For some it ends worse than others. Cheating may have taken place (and no, not the kind that wins board games). Perhaps the couple just didn't mesh, so they drifted apart. Maybe there was a huge fight that they couldn't get past. But my question isn't so much for those people, as for the ones who separate but still love each other. Now to be fair, these scenarios are quite a bit more rare than the previous ones. However, they still happen and I'd be incredibly curious to see what and how people feel months or years after the breakup.
This is what happened to me with my relationship. Granted, I think differently than most people do. A fact I've slowly been realizing as I've grown older. So whenever I start thinking about personal feelings and thoughts, I can't help but have that little voice in my head wondering if this is common for other people who have gone through similar situations.
I had a mutual breakup. We broke up for some very good reasons. Long distance. Age difference. Not wanting to have regrets by only dating one person throughout high school. There were several more, but those were a few of them. We had talked and discussed every point at length and, sad as we both were, decided that a breakup was in our best interests. Despite all that, when we broke up I suddenly realized how hard it was going to be for me.

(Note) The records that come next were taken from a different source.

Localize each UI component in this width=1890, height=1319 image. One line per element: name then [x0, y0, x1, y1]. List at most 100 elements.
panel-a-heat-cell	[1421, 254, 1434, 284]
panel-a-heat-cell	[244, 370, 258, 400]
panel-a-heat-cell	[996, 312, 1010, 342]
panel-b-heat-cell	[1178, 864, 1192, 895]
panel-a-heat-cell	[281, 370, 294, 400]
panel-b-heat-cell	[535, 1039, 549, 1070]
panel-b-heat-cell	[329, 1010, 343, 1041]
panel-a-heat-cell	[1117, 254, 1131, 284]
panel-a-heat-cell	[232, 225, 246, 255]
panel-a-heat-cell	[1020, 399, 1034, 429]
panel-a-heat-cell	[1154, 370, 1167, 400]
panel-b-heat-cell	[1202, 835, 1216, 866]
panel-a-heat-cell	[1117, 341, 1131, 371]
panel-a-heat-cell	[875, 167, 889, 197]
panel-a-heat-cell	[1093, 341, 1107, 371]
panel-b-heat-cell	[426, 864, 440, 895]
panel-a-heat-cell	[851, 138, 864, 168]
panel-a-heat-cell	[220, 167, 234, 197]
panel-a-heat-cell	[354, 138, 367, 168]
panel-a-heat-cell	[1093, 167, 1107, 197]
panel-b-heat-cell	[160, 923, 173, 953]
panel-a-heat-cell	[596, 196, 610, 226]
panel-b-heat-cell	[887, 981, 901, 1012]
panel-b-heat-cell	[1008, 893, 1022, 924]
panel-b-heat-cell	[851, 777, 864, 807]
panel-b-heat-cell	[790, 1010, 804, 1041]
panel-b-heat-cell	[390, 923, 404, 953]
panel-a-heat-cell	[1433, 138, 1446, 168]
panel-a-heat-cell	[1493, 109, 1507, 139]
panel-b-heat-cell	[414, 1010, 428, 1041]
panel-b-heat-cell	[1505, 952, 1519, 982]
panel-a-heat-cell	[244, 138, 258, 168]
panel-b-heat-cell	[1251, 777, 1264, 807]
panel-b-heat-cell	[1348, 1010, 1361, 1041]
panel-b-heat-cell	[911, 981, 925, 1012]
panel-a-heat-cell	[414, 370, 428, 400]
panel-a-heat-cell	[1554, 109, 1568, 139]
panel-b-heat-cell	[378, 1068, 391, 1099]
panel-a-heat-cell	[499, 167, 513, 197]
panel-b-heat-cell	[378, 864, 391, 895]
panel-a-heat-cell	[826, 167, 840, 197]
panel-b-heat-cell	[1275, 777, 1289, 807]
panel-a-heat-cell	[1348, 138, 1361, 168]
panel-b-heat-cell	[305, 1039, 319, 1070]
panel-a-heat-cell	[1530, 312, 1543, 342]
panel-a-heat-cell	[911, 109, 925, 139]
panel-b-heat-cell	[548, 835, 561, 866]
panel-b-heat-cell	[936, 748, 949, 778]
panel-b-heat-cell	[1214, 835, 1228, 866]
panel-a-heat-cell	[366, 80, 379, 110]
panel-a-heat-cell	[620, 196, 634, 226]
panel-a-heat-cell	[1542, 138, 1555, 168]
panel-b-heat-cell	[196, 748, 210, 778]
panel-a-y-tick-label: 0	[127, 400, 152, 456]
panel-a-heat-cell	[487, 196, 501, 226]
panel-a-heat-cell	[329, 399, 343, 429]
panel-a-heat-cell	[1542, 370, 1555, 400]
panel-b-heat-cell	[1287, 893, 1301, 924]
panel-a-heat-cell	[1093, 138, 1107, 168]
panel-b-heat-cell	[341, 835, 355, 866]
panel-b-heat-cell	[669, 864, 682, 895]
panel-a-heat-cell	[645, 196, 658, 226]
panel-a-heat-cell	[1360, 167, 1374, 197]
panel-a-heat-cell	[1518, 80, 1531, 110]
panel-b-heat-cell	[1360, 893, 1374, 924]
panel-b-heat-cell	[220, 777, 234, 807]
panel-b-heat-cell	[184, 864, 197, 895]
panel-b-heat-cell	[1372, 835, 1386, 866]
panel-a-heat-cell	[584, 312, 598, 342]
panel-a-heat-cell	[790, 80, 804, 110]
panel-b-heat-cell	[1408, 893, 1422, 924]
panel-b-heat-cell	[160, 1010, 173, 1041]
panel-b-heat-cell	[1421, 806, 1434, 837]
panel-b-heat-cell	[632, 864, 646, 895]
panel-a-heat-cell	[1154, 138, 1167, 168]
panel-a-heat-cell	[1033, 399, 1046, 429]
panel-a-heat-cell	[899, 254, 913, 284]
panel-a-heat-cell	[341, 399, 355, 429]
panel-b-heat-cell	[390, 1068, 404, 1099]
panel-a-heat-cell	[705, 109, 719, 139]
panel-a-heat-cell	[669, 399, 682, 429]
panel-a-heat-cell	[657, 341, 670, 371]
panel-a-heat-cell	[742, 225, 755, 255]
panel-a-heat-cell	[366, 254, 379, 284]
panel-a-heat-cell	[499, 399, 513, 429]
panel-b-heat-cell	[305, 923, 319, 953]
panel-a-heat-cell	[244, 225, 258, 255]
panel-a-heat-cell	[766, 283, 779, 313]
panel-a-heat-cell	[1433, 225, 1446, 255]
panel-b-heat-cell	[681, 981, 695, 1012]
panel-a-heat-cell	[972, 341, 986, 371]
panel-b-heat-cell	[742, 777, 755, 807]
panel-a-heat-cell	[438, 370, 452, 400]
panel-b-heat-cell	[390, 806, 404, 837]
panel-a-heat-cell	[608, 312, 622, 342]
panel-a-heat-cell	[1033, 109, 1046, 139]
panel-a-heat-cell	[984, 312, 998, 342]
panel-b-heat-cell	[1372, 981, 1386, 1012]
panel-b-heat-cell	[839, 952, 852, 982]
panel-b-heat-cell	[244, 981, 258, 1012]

See, I get really attached to girls I'm interested in. I'm that guy who does cute, thoughtful, probably over the top things for girls who I have a passing crush on. So imagine how I get when I enter into a relationship with a girl I like! I put my all into that relationship. That girl becomes my everything. My life revolves around her. Which is going to be a great thing when I'm married, but still in the dating phase? It can be a problem. Especially when it comes to something like a breakup and I'm expected to move on. It took me a lot longer to get over my romantic feelings for her than it took her to get over them for me. She eventually said she needed to stop talking to me for an indefinite amount of time and we haven't since. Most guys I know would have completely moved on to the point where they hardly think about her. Most guys would have acquired a new girlfriend long before this much time had passed. A "she's done with me, so I'm done with her" mentality.
Then there's me. I have completely gotten over her romantically, don't get me wrong. Yet, I will still check up on her Facebook or Instagram to see how she's doing and if she's happy. I'll still take out romantic letters she sent me in the past and smile while reminiscing of older times. I'll still have that longing inside to be able to talk to her. To have that option. And to have her want to talk to me. I've long moved past longing for our relationship, but I don't think I'll ever get past longing for our friendship back. I really liked her! In the "I'll let you have a bite of my doughnut" way! Sometimes I wish she wanted our friendship back as much as I do.However, because I don't think most people think the way I do about things like this, I doubt that will happen. So I continue on with my fantastic and thoroughly enjoyable life, occasionally taking old letters out of storage and fondly smile as I re-read them once again.